A step towards making heart health screening accessible for billions with PPG signals

Unfortunately, there are few large datasets that pair PPG data with long-term cardiovascular outcomes. In order to get a statistically useful number of such outcomes in a general population, a dataset needs to be quite large, and typically should cover a span of 5–10 years. Recently, Biobanks have become a popular way to collect such paired longitudinal data for a wide-range of biomarkers and outcomes.

For our purposes, we made use of the UK Biobank, a large, de-identified biomedical dataset involving approximately 500,000 consented individuals from the UK, paired with a large number of long-term outcomes for heart attack, stroke, and related deaths. We use the subset of UK Biobank that contains PPG signals, filtered to participants aged 40–74 to better mirror previous studies on predicting cardiovascular disease.
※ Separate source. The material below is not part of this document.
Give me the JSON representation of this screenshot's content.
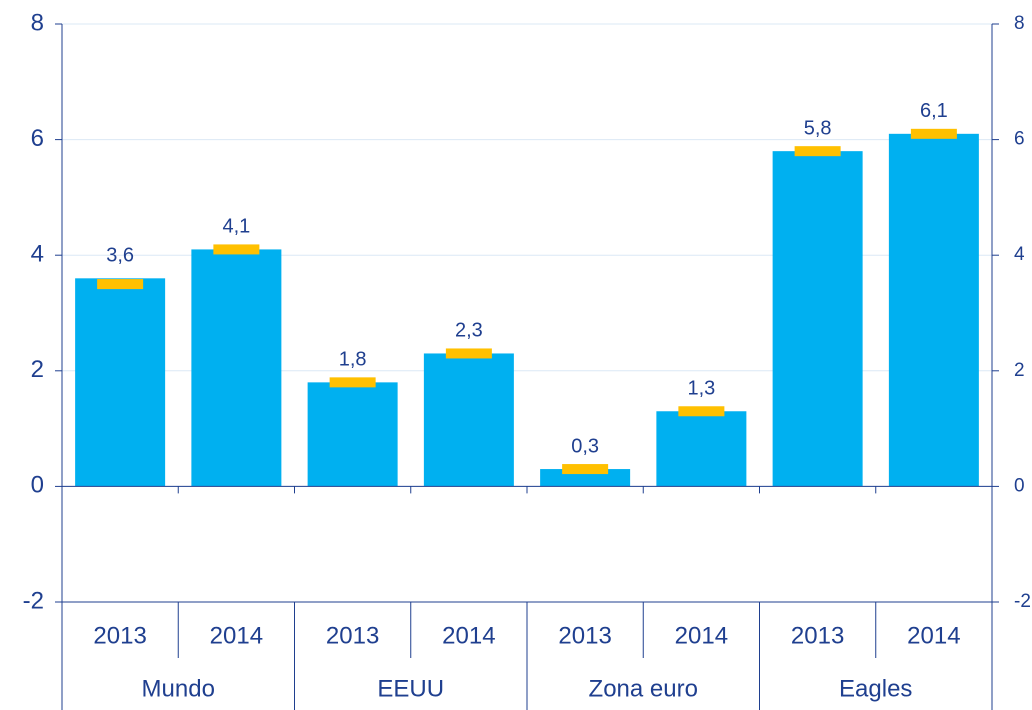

This results in around 200,000 participants, which we then split into training, validation and test sets.

Our method operates in two stages. We first build generally useful representations (model embeddings) of PPGs by training a 1D-ResNet18 model to predict multiple attributes of an individual (e.g., age, sex, BMI, hypertension status, etc) using only the PPG signal. We then employ the resulting embeddings and associated metadata as features of a survival model for predicting 10-year incidence of major adverse cardiac events. The survival model is a Cox proportional hazards model, which is often used to study long term outcomes when individuals may be lost to follow up, and is also common in estimating disease risk.
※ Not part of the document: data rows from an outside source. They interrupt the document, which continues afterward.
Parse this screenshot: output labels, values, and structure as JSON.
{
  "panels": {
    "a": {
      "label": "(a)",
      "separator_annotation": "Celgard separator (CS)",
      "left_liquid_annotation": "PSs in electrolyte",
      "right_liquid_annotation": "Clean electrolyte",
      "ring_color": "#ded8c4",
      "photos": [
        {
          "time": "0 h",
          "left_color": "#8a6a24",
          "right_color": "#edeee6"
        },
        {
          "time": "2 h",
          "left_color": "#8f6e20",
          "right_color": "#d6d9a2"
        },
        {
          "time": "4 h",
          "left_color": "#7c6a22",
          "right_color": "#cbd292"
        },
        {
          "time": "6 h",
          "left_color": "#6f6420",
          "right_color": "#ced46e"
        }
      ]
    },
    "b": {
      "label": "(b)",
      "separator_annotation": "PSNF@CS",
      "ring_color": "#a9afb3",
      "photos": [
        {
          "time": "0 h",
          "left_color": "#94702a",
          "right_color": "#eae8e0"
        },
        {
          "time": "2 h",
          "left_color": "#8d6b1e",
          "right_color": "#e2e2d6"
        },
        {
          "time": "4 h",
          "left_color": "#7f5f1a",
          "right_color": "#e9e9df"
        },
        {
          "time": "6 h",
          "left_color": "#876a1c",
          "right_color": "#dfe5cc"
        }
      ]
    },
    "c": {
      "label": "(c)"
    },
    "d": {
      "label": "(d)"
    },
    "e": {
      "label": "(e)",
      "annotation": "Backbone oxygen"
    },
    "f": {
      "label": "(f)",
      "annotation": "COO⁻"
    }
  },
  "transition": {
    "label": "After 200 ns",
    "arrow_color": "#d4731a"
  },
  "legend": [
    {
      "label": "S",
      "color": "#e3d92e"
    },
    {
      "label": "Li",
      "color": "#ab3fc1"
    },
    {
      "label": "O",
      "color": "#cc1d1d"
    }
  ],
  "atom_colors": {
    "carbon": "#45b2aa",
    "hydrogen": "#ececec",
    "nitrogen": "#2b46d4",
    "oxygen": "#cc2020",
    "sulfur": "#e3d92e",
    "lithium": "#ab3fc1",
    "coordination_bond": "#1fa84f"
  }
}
We compare this method to several baselines that estimate risk scores while including additional signals like blood pressure and BMI. We find that our PPG embeddings can provide predictions with comparable accuracy without relying on these additional signals. One standard way to evaluate the overall value of a survival model is the concordance index (C-index). On this metric, we show that a survival model using age, sex, BMI, smoking status and systolic blood pressure has a C-index of 70.9%, and a survival model that replaces BMI + systolic blood pressure with our easily obtainable PPG features has a C-index of 71.1% and passes a statistical non-inferiority test.